Slavery in Central Africa Republic



The Central African Republic (CAR) is a source, transit, and destination country for children subjected to forced labour and sex trafficking, women subjected to forced prostitution, and adults subjected to forced labour. Observers report most victims are CAR citizens exploited within the country, and a smaller number transported between CAR and Cameroon, Chad, Nigeria, Republic of the Congo, Democratic Republic of the Congo (DRC), Sudan, or South Sudan. Traffickers, as well as transient merchants and herders, subject children to domestic servitude, commercial sexual exploitation, and forced labour in agriculture, artisanal gold and diamond mines, shops, and street vending. Within the country, children are at risk of becoming victims of forced labour, and Ba’aka (pygmy) minorities are at risk of becoming victims of forced agricultural work, especially in the region around the rainforest. Girls are at risk of being exploited in commercial sex in urban centres. Girls forced into marriages are often subjected to domestic servitude, sexual slavery, and possibly sex trafficking.

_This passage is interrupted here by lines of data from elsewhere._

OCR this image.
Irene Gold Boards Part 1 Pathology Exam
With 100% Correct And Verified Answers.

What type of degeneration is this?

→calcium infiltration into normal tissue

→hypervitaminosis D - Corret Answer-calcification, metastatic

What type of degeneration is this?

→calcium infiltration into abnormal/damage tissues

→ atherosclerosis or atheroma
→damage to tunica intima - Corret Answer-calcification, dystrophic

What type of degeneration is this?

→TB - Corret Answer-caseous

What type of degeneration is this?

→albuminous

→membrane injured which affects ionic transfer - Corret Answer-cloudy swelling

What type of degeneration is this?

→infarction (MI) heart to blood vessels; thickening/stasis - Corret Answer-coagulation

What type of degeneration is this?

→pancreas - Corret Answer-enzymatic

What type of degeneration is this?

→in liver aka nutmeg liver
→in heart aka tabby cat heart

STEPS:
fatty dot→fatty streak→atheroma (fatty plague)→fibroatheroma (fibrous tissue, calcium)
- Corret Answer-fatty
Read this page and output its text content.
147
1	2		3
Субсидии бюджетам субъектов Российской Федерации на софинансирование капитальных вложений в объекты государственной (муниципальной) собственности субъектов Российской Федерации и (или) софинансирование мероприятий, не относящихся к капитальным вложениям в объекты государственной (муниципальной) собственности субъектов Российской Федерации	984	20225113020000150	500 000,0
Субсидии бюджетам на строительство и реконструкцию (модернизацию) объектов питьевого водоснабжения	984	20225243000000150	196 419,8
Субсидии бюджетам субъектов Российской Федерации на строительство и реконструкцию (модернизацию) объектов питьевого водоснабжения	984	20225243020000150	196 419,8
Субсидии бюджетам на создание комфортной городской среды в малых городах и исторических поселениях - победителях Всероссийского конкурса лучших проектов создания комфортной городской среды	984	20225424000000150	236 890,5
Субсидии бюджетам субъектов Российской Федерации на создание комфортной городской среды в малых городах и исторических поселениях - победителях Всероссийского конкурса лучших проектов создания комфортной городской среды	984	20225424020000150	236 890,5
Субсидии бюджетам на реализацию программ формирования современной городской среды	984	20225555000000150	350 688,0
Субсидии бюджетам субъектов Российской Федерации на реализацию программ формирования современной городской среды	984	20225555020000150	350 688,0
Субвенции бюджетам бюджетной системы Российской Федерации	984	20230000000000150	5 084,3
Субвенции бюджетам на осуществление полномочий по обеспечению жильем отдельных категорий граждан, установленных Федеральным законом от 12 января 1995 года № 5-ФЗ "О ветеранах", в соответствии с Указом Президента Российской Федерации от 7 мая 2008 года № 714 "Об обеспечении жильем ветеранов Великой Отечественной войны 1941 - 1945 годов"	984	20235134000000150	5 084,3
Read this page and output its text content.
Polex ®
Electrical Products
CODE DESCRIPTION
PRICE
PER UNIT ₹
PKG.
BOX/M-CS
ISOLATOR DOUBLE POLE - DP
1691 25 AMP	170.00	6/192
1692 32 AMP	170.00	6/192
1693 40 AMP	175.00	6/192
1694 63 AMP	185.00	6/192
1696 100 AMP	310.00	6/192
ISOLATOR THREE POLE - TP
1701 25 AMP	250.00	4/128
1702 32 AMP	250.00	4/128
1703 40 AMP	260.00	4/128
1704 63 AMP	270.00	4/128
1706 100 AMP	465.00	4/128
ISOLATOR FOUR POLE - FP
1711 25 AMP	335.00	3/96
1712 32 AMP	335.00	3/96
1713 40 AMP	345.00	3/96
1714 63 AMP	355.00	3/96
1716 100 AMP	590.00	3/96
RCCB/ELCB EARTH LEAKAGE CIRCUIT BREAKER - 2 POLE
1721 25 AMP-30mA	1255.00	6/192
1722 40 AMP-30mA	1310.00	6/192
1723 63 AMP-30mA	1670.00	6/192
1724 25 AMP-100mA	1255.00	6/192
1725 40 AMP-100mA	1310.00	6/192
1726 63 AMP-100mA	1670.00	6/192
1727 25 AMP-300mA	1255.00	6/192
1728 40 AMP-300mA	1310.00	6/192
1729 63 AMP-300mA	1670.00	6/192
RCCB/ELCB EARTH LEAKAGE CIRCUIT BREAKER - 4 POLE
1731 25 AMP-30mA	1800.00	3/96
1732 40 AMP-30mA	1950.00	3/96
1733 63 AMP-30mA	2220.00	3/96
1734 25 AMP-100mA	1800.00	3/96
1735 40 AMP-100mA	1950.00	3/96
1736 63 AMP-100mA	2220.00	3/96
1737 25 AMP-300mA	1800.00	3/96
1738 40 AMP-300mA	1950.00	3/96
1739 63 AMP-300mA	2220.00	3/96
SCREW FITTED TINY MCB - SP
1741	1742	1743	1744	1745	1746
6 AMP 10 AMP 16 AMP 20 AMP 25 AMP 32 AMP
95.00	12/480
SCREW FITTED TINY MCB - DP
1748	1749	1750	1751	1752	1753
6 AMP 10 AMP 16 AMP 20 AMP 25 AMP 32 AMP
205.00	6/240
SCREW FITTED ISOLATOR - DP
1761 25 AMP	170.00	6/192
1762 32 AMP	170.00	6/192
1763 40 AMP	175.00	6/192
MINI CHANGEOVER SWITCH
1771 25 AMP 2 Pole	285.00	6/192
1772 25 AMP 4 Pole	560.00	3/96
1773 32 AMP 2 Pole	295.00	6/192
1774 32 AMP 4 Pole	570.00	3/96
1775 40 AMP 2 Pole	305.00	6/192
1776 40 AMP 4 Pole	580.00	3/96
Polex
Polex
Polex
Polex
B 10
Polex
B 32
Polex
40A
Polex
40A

(CAR) does not fully meet the minimum standards for the elimination of trafficking and is not making significant efforts to do so. The government took small steps to address trafficking by establishing the national Disarmament, Demobilization, Reinsertion, and Repatriation (DDRR) Consultative Committee and continuing to support the operation of an orphanage that could house potential trafficking victims. However, there is no evidence of the prosecution or conviction of any traffickers nor of provision to give protection or assistance to any trafficking victims.


The DDRR Consultative Committee is responsible for engaging armed groups in the formal

DDRC process, including obtaining the release of child soldiers and other children being used by armed groups and ensuring appropriate care is provided. Little appears to be done in this respect.


Surges in violent conflict in recent years resulted in chronic instability and the displacement of nearly one million people, increasing the vulnerability of men, women, and children to forced labour and sex trafficking. There is limited information about the forms of exploitation believed to have increased as a result of years of conflict. The recruitment and use of children by armed groups, at times through force, particularly among armed groups aligned with the former Seleka government and the organized village self-defence units fighting against it known as the anti-Balaka, has been widely documented.


An international organization reported between 6,000 and 10,000 children were recruited by armed groups during the latest conflict up to 2015; some remain under the control of these armed groups. The government has no effective disarmament, demobilization, and reintegration program. Children formerly associated with armed groups remained at risk of re-recruitment. Additionally, reports indicated that some anti-Balaka fighters held ethnic Peuhl women and girls as sex slaves.


"I was with my husband in the house. The Seleka came…. They pushed my husband to the ground and two pointed their guns at him. Then four of them rushed at me and pushed me to the ground. Each of the four then raped me. My husband was in the room, but they would not let him move. I have thought about what these men did and justice for myself. I want these men brought to justice and put in prison. –Marie, 30"


The Lord’s Resistance Army (LRA), a Ugandan rebel group that operates in CAR’s eastern regions, continues to enslave Central African, South Sudanese, Congolese, and Ugandan boys and girls for use as cooks, porters, concubines, and combatants. Some of these children may have been taken back and forth across borders into South Sudan or the DRC. The LRA also committed abductions, forced girls into marriages, and forced children to commit atrocities such as looting and burning villages, killing village residents, and abducting or killing other children.




Article 151 of the penal code criminalizes all forms of trafficking in persons and prescribes penalties of five to 10 years imprisonment, which are sufficiently stringent and commensurate with penalties

prescribed for other serious offenses, such as rape. If the offense involves a child victim of sex trafficking or forced labour similar to slavery, the prescribed penalty is life imprisonment with

hard labour. Articles 7 and 8 of the January 2009 Labour Code criminalizes forced and bonded labour and prescribes sufficiently stringent penalties of five to 10 years imprisonment.


The law allows victims to file civil suits against the government or their alleged traffickers for restitution; however, there were no reports this occurred during the reporting period.


The government has not reported any prosecution of trafficking cases or conviction of any traffickers since 2008.